Monitor: Most of North Alabama out of 2-yr drought
The U.S. Drought Monitor says most of north Alabama has broken out of a drought that lasted more than two years and a rain surplus is now hitting the area. Improved drought conditions are expected in central Alabama as well, thanks to recent rains.
National Weather Service meteorologist Chelly Amin in Huntsville said a draft of the weekly report to be released Thursday shows that in north Alabama, only DeKalb County in northeast corner of the state will remain in the Drought Monitor’s listings.
DeKalb remains abnormally dry, but part of the county bordering Georgia had been classified last week as severe drought.
“Thursday will be the last day we will release a weekly drought status report from this office,” Amin said. “We’re getting so much rain now that we’re looking at starting to release a rainfall surplus report once or twice a month instead.”
At the National Weather Service in Birmingham, hydrologist Roger McNeil said he expects the region to show improvement when the new drought map comes out Thursday because most towns have received 3 to 6 inches of rain in the last few days.

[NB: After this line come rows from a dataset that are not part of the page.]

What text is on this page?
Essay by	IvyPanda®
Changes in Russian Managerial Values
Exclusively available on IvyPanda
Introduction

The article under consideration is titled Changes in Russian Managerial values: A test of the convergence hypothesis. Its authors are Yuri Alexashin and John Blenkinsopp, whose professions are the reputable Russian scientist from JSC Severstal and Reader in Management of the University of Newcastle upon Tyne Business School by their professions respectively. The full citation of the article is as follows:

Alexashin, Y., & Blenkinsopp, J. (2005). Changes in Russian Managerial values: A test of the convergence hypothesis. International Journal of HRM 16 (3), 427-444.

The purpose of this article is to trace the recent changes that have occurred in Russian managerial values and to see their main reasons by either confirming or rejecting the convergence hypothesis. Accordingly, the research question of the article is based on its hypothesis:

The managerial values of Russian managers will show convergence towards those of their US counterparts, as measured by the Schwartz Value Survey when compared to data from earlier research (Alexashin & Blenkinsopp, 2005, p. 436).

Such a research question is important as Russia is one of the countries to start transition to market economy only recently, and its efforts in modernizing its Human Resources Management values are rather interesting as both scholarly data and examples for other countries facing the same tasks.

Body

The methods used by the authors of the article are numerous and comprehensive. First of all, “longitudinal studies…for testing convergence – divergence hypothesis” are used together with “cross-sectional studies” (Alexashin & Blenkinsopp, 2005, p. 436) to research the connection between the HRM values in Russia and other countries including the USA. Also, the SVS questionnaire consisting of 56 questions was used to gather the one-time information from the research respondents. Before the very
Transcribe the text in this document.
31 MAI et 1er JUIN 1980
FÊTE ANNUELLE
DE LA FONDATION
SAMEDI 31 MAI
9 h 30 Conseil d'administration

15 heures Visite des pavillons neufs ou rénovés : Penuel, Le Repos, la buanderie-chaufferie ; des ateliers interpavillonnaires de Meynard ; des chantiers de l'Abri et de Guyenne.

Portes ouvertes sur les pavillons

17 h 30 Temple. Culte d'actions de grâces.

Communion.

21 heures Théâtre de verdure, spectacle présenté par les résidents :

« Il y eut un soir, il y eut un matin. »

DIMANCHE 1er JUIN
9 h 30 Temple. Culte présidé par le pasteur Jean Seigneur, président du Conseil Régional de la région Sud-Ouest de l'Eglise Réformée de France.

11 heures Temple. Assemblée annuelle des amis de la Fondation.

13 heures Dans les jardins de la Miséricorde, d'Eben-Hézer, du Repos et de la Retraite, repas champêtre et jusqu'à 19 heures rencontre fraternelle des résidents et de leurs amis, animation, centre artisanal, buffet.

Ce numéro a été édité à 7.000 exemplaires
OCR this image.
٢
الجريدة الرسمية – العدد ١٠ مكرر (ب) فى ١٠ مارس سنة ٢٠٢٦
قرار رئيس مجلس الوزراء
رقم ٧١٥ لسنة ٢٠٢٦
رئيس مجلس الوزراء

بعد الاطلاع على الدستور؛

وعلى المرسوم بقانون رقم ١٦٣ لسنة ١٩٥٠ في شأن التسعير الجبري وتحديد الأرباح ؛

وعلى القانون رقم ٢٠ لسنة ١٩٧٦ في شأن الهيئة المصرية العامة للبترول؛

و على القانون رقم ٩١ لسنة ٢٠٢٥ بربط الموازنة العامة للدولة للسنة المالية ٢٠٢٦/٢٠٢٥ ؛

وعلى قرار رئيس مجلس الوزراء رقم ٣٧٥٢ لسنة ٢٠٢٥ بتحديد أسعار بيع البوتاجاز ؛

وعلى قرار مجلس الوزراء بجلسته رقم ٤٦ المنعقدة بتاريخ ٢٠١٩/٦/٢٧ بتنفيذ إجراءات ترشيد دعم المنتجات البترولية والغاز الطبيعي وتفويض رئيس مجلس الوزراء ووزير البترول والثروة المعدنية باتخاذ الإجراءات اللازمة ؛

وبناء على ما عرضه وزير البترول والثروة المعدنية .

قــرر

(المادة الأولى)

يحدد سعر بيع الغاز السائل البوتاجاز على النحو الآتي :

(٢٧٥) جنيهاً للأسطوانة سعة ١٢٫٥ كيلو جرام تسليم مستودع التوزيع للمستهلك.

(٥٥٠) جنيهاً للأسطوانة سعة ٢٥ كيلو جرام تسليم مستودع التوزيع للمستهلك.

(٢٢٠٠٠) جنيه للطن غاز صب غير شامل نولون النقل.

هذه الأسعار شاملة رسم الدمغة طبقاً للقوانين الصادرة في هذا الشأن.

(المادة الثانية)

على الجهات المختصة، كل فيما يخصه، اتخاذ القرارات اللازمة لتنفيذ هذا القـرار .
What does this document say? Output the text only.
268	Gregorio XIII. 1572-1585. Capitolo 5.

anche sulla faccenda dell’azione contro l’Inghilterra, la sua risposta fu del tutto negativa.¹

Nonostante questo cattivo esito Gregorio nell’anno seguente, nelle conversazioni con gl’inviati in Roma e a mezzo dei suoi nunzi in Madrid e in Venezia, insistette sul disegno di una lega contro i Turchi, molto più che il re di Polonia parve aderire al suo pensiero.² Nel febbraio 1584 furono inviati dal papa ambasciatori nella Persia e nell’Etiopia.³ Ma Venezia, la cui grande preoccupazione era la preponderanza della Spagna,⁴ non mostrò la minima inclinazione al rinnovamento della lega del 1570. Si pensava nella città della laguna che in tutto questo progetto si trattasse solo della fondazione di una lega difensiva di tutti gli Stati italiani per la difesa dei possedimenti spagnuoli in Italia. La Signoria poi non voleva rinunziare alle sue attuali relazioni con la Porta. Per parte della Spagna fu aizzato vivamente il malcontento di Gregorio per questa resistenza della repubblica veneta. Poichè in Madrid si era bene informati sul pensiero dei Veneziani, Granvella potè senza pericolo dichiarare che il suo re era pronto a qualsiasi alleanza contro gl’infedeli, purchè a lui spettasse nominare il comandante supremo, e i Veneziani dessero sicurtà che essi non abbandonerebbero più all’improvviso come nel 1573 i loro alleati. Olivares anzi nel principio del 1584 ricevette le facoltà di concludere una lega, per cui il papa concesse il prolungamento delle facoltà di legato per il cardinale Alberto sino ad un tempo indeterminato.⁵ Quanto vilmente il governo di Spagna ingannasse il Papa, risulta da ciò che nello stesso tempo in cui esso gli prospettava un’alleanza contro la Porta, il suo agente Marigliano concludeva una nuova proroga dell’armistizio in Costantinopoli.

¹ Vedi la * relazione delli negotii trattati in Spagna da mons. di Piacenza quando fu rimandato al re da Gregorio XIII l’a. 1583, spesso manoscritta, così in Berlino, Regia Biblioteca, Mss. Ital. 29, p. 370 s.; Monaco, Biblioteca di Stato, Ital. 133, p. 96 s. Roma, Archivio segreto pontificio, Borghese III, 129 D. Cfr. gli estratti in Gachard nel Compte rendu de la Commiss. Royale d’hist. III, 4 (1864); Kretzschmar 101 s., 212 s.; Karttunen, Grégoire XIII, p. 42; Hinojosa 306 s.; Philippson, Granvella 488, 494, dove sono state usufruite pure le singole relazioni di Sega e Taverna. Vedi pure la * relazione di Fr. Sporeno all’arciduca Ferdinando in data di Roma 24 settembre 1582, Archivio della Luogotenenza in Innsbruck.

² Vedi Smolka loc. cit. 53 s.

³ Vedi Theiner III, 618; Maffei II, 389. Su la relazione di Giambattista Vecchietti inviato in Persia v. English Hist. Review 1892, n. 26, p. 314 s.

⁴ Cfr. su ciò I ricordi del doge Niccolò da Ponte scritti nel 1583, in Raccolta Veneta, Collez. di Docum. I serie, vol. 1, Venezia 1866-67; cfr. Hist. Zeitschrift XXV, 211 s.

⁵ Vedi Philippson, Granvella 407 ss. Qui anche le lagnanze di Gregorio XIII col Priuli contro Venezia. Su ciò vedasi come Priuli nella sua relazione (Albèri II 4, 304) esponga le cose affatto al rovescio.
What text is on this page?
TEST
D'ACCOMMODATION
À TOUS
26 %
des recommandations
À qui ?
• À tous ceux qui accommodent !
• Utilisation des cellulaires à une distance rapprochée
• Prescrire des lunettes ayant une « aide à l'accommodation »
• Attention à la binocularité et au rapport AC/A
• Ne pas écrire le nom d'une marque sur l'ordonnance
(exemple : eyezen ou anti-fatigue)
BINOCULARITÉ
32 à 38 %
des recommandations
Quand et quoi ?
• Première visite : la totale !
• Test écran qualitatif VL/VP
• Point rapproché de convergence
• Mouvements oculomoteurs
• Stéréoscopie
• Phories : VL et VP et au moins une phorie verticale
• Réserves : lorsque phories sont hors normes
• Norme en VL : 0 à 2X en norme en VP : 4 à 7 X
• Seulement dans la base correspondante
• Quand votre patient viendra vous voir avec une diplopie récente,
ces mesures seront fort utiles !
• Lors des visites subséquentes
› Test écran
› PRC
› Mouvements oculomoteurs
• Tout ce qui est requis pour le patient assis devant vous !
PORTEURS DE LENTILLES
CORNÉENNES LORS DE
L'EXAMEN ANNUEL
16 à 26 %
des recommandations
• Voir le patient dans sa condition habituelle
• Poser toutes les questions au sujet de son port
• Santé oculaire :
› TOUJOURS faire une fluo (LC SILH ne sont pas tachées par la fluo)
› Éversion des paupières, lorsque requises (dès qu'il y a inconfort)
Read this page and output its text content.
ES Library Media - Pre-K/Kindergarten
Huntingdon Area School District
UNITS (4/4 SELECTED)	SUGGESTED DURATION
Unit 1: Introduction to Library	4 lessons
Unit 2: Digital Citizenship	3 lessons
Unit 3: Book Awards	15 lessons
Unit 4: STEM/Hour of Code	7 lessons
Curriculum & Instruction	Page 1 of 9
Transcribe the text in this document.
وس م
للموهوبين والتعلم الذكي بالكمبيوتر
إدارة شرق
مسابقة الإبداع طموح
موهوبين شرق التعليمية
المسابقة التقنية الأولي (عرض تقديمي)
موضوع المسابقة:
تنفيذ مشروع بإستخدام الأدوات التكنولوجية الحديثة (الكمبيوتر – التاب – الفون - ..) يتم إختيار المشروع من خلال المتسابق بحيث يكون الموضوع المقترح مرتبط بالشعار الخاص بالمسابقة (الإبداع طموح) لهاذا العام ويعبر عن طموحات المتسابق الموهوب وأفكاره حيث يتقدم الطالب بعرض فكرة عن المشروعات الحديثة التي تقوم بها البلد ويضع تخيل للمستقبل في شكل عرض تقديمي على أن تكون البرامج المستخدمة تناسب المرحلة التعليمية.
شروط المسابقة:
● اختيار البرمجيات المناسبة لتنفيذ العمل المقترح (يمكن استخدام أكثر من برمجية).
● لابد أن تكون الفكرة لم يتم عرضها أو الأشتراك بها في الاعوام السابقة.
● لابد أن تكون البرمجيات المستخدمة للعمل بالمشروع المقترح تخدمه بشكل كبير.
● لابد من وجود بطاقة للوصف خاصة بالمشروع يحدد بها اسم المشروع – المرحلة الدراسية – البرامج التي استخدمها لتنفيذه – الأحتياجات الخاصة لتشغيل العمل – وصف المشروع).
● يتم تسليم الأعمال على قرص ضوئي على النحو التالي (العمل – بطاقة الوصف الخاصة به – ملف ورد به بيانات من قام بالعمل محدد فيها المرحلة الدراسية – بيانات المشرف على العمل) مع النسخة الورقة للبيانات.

Last week, most of central Alabama was classified as abnormally dry or moderate drought.
Much of the southern third of Alabama has not been under drought conditions in recent weeks.
In north Alabama, nearly 8 inches of rain have been reported so far this month at the Northwest Alabama Regional Airport in Muscle Shoals. That’s more than was recorded in September, October and November combined.
Some farm ponds around the Shoals that have been dry for more than a year are now overflowing.
The heavy rain has raised the level of the Tennessee River, prompting the Tennessee Valley Authority to open the floodgates at Wilson Dam for the first time since January 2006.
TVA spokesman Gil Francis said the increased river flow has allowed the utility to boost electricity production at its hydroelectric dams.
Francis said with rain expected the rest of the week and more possible next week, TVA cannot save the extra water in its reservoirs and use it for electricity production.
The rain is forecast to subside Sunday just before another blast of cold air arrives in the Tennessee Valley.